At the EU’s “The Sound of Europe” conference, prominent figures in the fields of politics, diplomacy, art, culture, science, media and business will convene January 27-28, 2006 in Salzburg, the birthplace 250 years ago of Wolfgang Amadeus Mozart. Top priority on the conference’s agenda is to host a broad debate about the significance and role of Europe, about tensions within the European Union and about concrete solutions to these problems. Special emphasis will be placed on a discussion of the role of art and culture in dealing with these issues. “The Sound of Europe” is the inaugural event of Austria’s presidency of the Council of the European Union during the first half of 2006.

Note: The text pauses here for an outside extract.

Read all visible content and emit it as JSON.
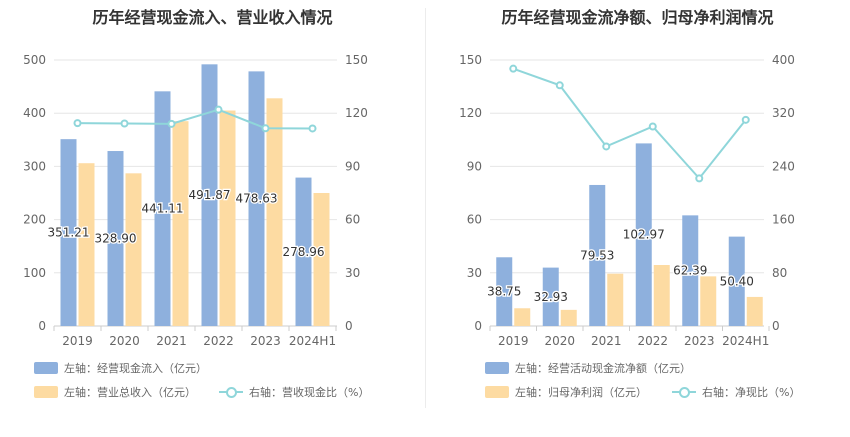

The media installations and infrastructure designed by the Ars Electronica Futurelab react to the program of events being held at the conference but do not intervene in or comment upon them; rather, these features support the discussions by providing recapitulations and analytical visualizations.
Several media art interventions provide a fascinating contrast to the panel discussions and complement the discourse in an inspiring way. The entire conference is thus endowed with a visual as well as a musical identity that is derived directly from the panels’ topics and content rather than merely providing a decorative embellishment of them.